For someone who grew up outside Europe, how blessed do you feel to travel around and experience so many different cultures, travelling to so many different countries?

"You know, me and my Mom were skyping last night and we were talking about this. She made such a great point! She just said: 'you have seen so much of the world', and it is something I hadn't even thought about. Playing high school basketball and college basketball, the goal was always the NBA, but there is basketball outside the NBA and that is what I found. And it found me, too! I wouldn't trade my experience for the world, to be in the situation that I am right now. I have been to great cities, met great people, played with and against great players and coaches. I really enjoy what I do and am very blessed to be here. Every year is a new adventure, it is something that I tell my wife. Every year I come back over and it is a new journey, to see what I got and if I can still do this, if I am talented enough to play against some of the best players in the world who are not in the NBA. Now, I am in the EuroCup Finals, which is something I never knew could happen until it did. The word that you said is 'blessed' and that is what I am. It is a key word for me."

Some people say the journey is just as important as the final result. Unicaja had a great journey in its first EuroCup season, especially in the playoffs, and it is not over yet. How are you enjoying the journey?

"It has been a rollercoaster ride, man. This EuroCup season has been a rollercoaster because we had some highs and some lows. Going 3-3 in the Top 16, we felt like we were not the team we are right now. Going into the playoffs, everything started to click. We found our chemistry again and were able to see the bigger picture. We did what we had to do to be in the situation we are right now. In my opinion, no-one thought we would be in this situation and I think that helped us, too. The adversity of people telling us who we were, not as good as the other teams, well... we showed who we are and we are in the final for a reason. I enjoyed the process and it made us stronger as a team. We have to take care of business on Friday. If we don't, it will be our last EuroCup game, but nothing in this world is easy."

How have you changed as a player since you first came to Europe?

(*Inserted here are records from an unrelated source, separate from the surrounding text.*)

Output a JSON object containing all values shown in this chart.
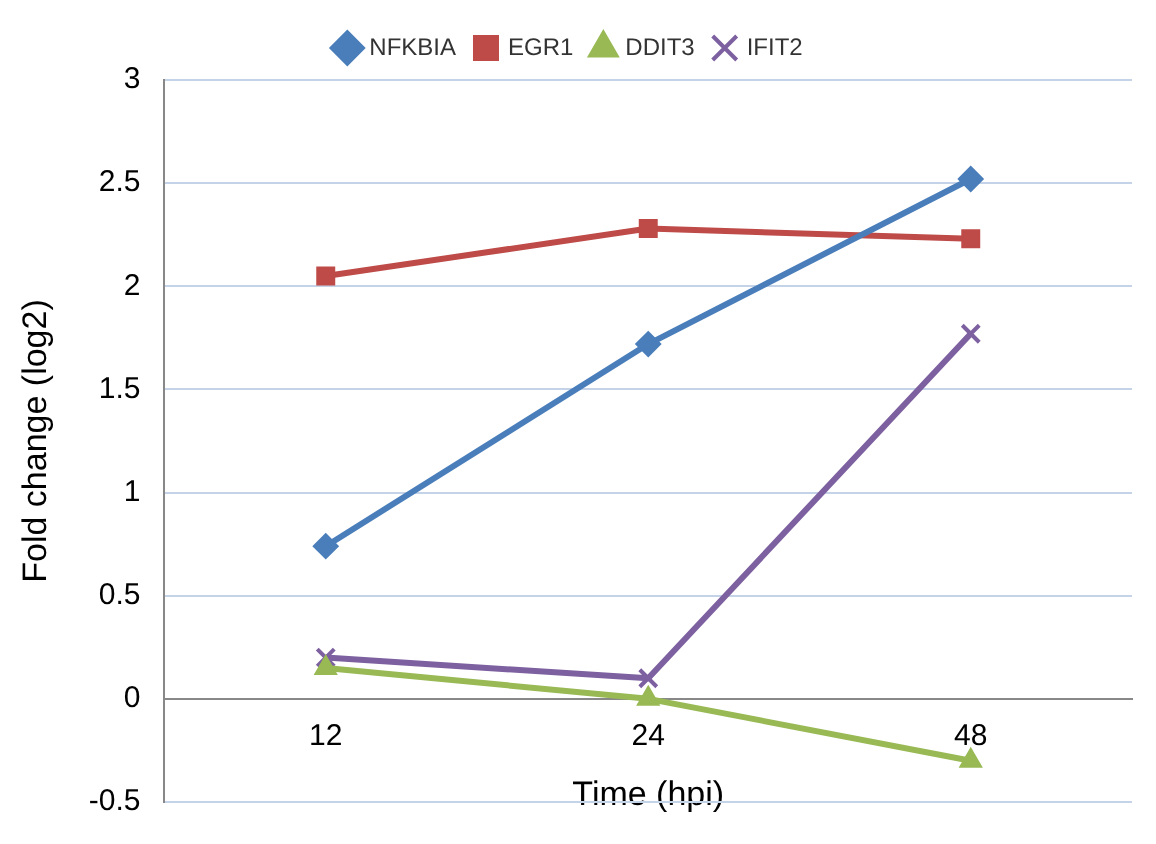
{
  "chart_data": {
    "type": "line",
    "xlabel": "Time (hpi)",
    "ylabel": "Fold change (log2)",
    "categories": [
      "12",
      "24",
      "48"
    ],
    "series": [
      {
        "name": "NFKBIA",
        "color": "#4a7ebb",
        "marker": "diamond",
        "values": [
          0.74,
          1.72,
          2.52
        ]
      },
      {
        "name": "EGR1",
        "color": "#be4b48",
        "marker": "square",
        "values": [
          2.05,
          2.28,
          2.23
        ]
      },
      {
        "name": "DDIT3",
        "color": "#98b954",
        "marker": "triangle",
        "values": [
          0.15,
          0.0,
          -0.3
        ]
      },
      {
        "name": "IFIT2",
        "color": "#7d60a0",
        "marker": "cross",
        "values": [
          0.2,
          0.1,
          1.77
        ]
      }
    ],
    "ylim": [
      -0.5,
      3
    ],
    "yticks": [
      -0.5,
      0,
      0.5,
      1,
      1.5,
      2,
      2.5,
      3
    ],
    "grid": "y",
    "legend": "top"
  }
}
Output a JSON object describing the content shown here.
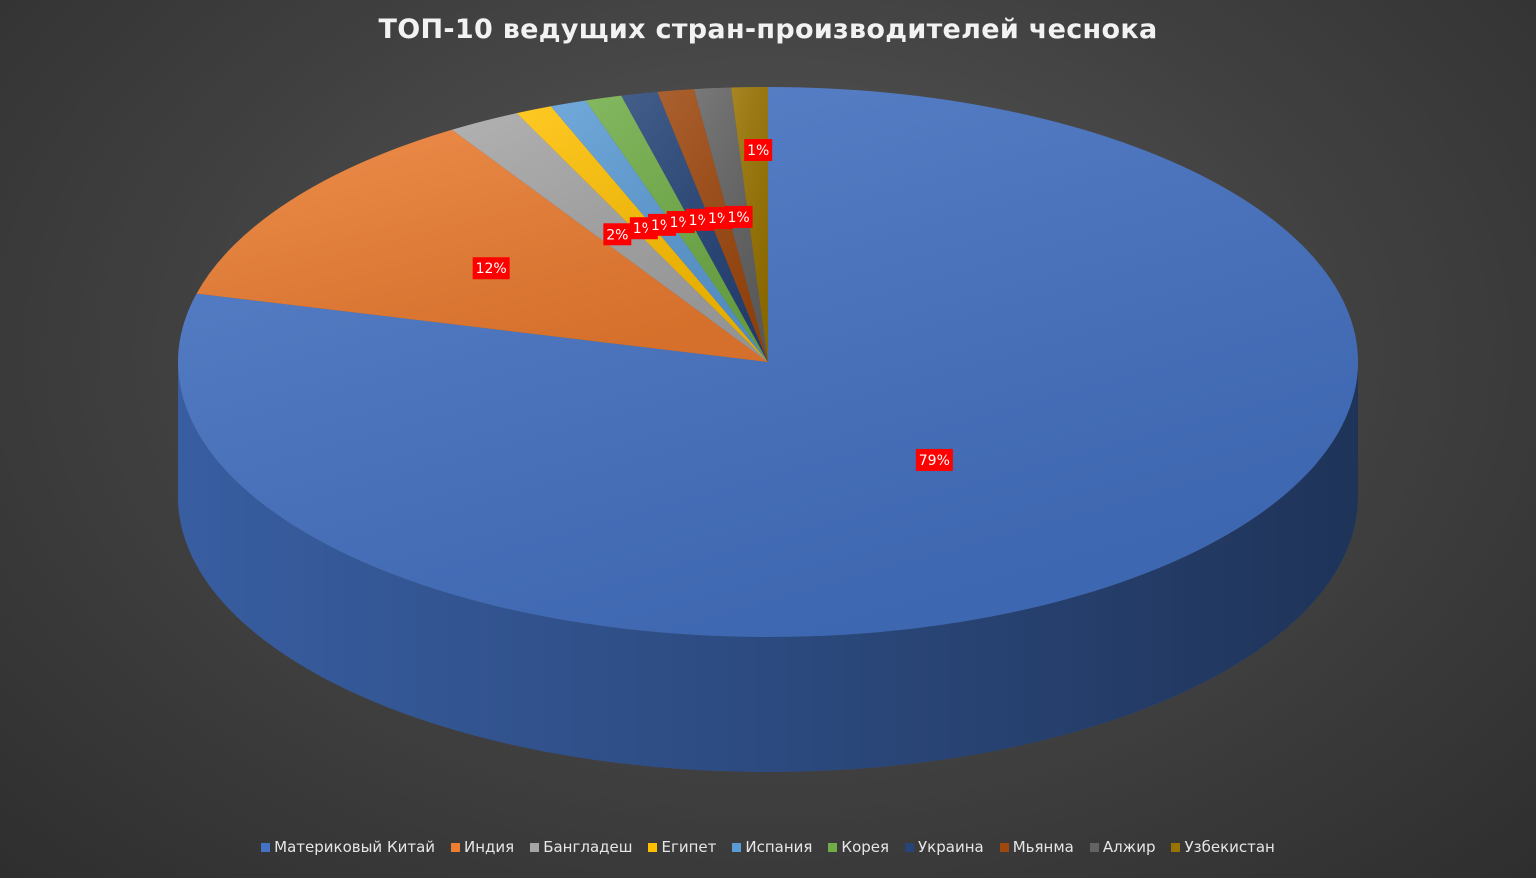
{
  "chart_data": {
    "type": "pie",
    "title": "ТОП-10 ведущих стран-производителей чеснока",
    "categories": [
      "Материковый Китай",
      "Индия",
      "Бангладеш",
      "Египет",
      "Испания",
      "Корея",
      "Украина",
      "Мьянма",
      "Алжир",
      "Узбекистан"
    ],
    "values": [
      79,
      12,
      2,
      1,
      1,
      1,
      1,
      1,
      1,
      1
    ],
    "data_labels": [
      "79%",
      "12%",
      "2%",
      "1%",
      "1%",
      "1%",
      "1%",
      "1%",
      "1%",
      "1%"
    ],
    "colors": [
      "#4472C4",
      "#ED7D31",
      "#A5A5A5",
      "#FFC000",
      "#5B9BD5",
      "#70AD47",
      "#264478",
      "#9E480E",
      "#636363",
      "#997300"
    ],
    "label_background": "#FF0000",
    "legend_position": "bottom",
    "style": "3d"
  }
}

"I would say maturity, continuing to work at it and trying to understand basketball in the European mindset, along with my American mindset. What I mean by this is that we have these two different types of basketball, American and European, and I try to balance out the two by being aggressive, but also knowing about team ball, making the extra pass, helping on defense... things like that. I learned that in the last six years, I don't think I was the greatest defensive player coming out of college, but I think I got so much better because of my attention to details and my desire to be a good defender. All those things came with me maturing, being over here in Europe and taking every team that I played in as a new experience, a new challenge, a new opportunity to learn. This is why I think I am the player that I am today. I feel like I am a very good player who knows basketball. I am athletic, but that is not the only thing that I bring to the table. I try to learn every day and work hard every day in practices, and I am going to continue to do that."

What will it take for Unicaja to finally beat Valencia in Game 2 of the EuroCup Finals?

"I think one of the main things is defensive rebounding. There were a few tip-ins in Game 1 that should have been our balls, and they got them back to score. Pure 50-50 balls ended up being theirs and they got a layup or a three-point shot. That was the difference between us and them in Game 1 - a few balls just went their way and we didn't get them, which didn't give us another opportunity to score again. One of the main keys is making sure that every ball that doesn't have a name on it is ours in Friday's game. We have to show our aggressiveness in every play, dominate the game so that we can make it to Game 3, make our statement. All the energy from our fans, all the emotions from us being in the Finals will come out on Friday night. It will be a great game and I really hope we can win it."